Julie Shore, another veteran TV Academy staffer, will succeed Leverence under a new title: vp awards and member services. The awards department and membership department were previously separate, but will now be streamlined.

The TV Academy also confirmed that it will no longer allow DVD screeners to be sent to its membership, a move "aimed at saving the television industry tens of millions of dollars and positively impacting the environment via elimination of waste." Instead, Emmy voters will be able to screen Emmy hopefuls via the TV Academy's viewing platform or digital platforms hosted by production and distribution services.

The TV Academy's board of governors also approved several changes to its rules for the coming Emmy season.

The outstanding information series or special category, won in the past two years by Anthony Bourdain: Parts Unknown over other shows like My Next Guest Needs No Introduction with David Letterman and Leah Remini: Scientology and the Aftermath, will henceforth be called outstanding hosted nonfiction series or special. The TV Academy's board feels that this "more accurately defines personality-driven programs in which the host drives the show's narrative" and "includes documentaries, travelouges, segmented/magazine program and interview formats."

The board also has tightened the eligibility for series and limited series episodes broadcast or posted after the end of the eligibility year (after May 31). Some of these programs have not completed their public rollout by that date — the episodes that haven't yet been shared with the public are called "hanging episodes." The new rules state that for series, hanging episodes posted to a voter-accessible streaming service by May 31, even if not already shared with the public, will remain Emmy-eligible in the same year as the episodes that have already been shared with the public. For limited series, the entire limited series must be posted to a voter-accessible streaming service by that date.

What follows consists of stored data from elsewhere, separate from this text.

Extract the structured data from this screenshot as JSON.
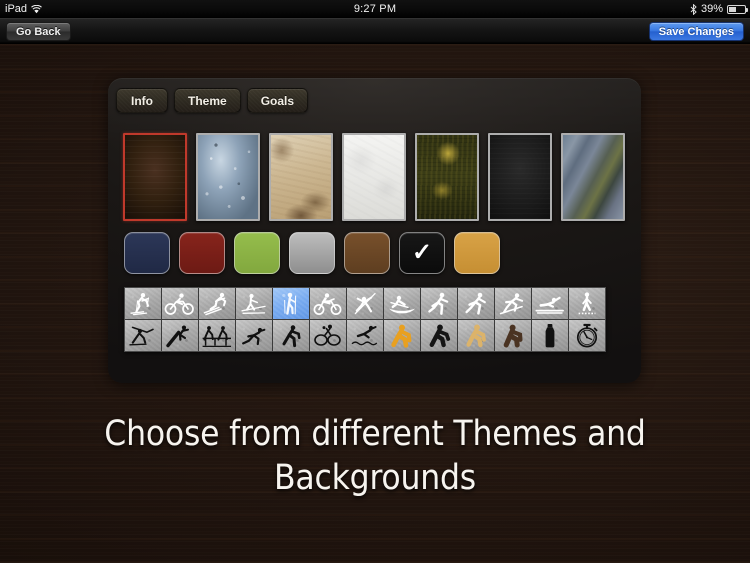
{
  "status_bar": {
    "carrier": "iPad",
    "wifi_icon": "wifi-icon",
    "time": "9:27 PM",
    "bluetooth_icon": "bluetooth-icon",
    "battery_percent": "39%",
    "battery_icon": "battery-icon"
  },
  "toolbar": {
    "back_label": "Go Back",
    "save_label": "Save Changes",
    "save_color": "#3877e0",
    "back_color": "#3e3e3e"
  },
  "panel": {
    "tabs": [
      {
        "label": "Info",
        "selected": false
      },
      {
        "label": "Theme",
        "selected": true
      },
      {
        "label": "Goals",
        "selected": false
      }
    ],
    "selection_border_color": "#c0392b",
    "backgrounds_label": "backgrounds",
    "backgrounds": [
      {
        "name": "dark-wood",
        "selected": true
      },
      {
        "name": "water-droplets",
        "selected": false
      },
      {
        "name": "beige-grunge",
        "selected": false
      },
      {
        "name": "white-marble",
        "selected": false
      },
      {
        "name": "olive-gold-grunge",
        "selected": false
      },
      {
        "name": "black-slate",
        "selected": false
      },
      {
        "name": "blue-green-blur",
        "selected": false
      }
    ],
    "colors": [
      {
        "name": "navy",
        "hex": "#26304f",
        "selected": false
      },
      {
        "name": "dark-red",
        "hex": "#7a2019",
        "selected": false
      },
      {
        "name": "green",
        "hex": "#8cb445",
        "selected": false
      },
      {
        "name": "silver",
        "hex": "#b2b2b2",
        "selected": false
      },
      {
        "name": "brown",
        "hex": "#6b4726",
        "selected": false
      },
      {
        "name": "black",
        "hex": "#121212",
        "selected": true
      },
      {
        "name": "gold",
        "hex": "#d09a3c",
        "selected": false
      }
    ],
    "check_glyph": "✓",
    "icons_row1": [
      {
        "name": "cross-country-skiing-icon",
        "selected": false
      },
      {
        "name": "cycling-icon",
        "selected": false
      },
      {
        "name": "downhill-skiing-icon",
        "selected": false
      },
      {
        "name": "ski-walking-icon",
        "selected": false
      },
      {
        "name": "hiking-icon",
        "selected": true
      },
      {
        "name": "mountain-biking-icon",
        "selected": false
      },
      {
        "name": "gymnastics-icon",
        "selected": false
      },
      {
        "name": "rowing-icon",
        "selected": false
      },
      {
        "name": "running-icon",
        "selected": false
      },
      {
        "name": "sprinting-icon",
        "selected": false
      },
      {
        "name": "snowboarding-icon",
        "selected": false
      },
      {
        "name": "swimming-icon",
        "selected": false
      },
      {
        "name": "walking-icon",
        "selected": false
      }
    ],
    "icons_row2": [
      {
        "name": "biathlon-icon",
        "selected": false
      },
      {
        "name": "baseball-icon",
        "selected": false
      },
      {
        "name": "hurdles-icon",
        "selected": false
      },
      {
        "name": "speed-skating-icon",
        "selected": false
      },
      {
        "name": "running-black-icon",
        "selected": false
      },
      {
        "name": "tennis-icon",
        "selected": false
      },
      {
        "name": "diving-icon",
        "selected": false
      },
      {
        "name": "runner-orange-icon",
        "selected": false
      },
      {
        "name": "runner-black-icon",
        "selected": false
      },
      {
        "name": "runner-gold-icon",
        "selected": false
      },
      {
        "name": "runner-brown-icon",
        "selected": false
      },
      {
        "name": "water-bottle-icon",
        "selected": false
      },
      {
        "name": "stopwatch-icon",
        "selected": false
      }
    ]
  },
  "tagline": "Choose from different Themes and Backgrounds"
}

Additionally, a new rule dictates that performers playing the same character in more than one series may only enter themselves for Emmy consideration for one of those series per year.

To ensure that only experts are determining the nominees and winners for outstanding children's program, voting in both rounds for that award will now be limited to members of the children's programming peer group and animation peer group.

Meanwhile, programs broadcast during primetime hours that "are an extension of or a special produced from a daytime series" will henceforth only be eligible at the Daytime Emmys.

The board is also reining in self-published programming, including short form — it will now be vetted to determine if the program "is suitably competitive to be placed on the nominee ballot." Moreover, "no individual achievement(s) within the self-published program may be entered unless the program is approved."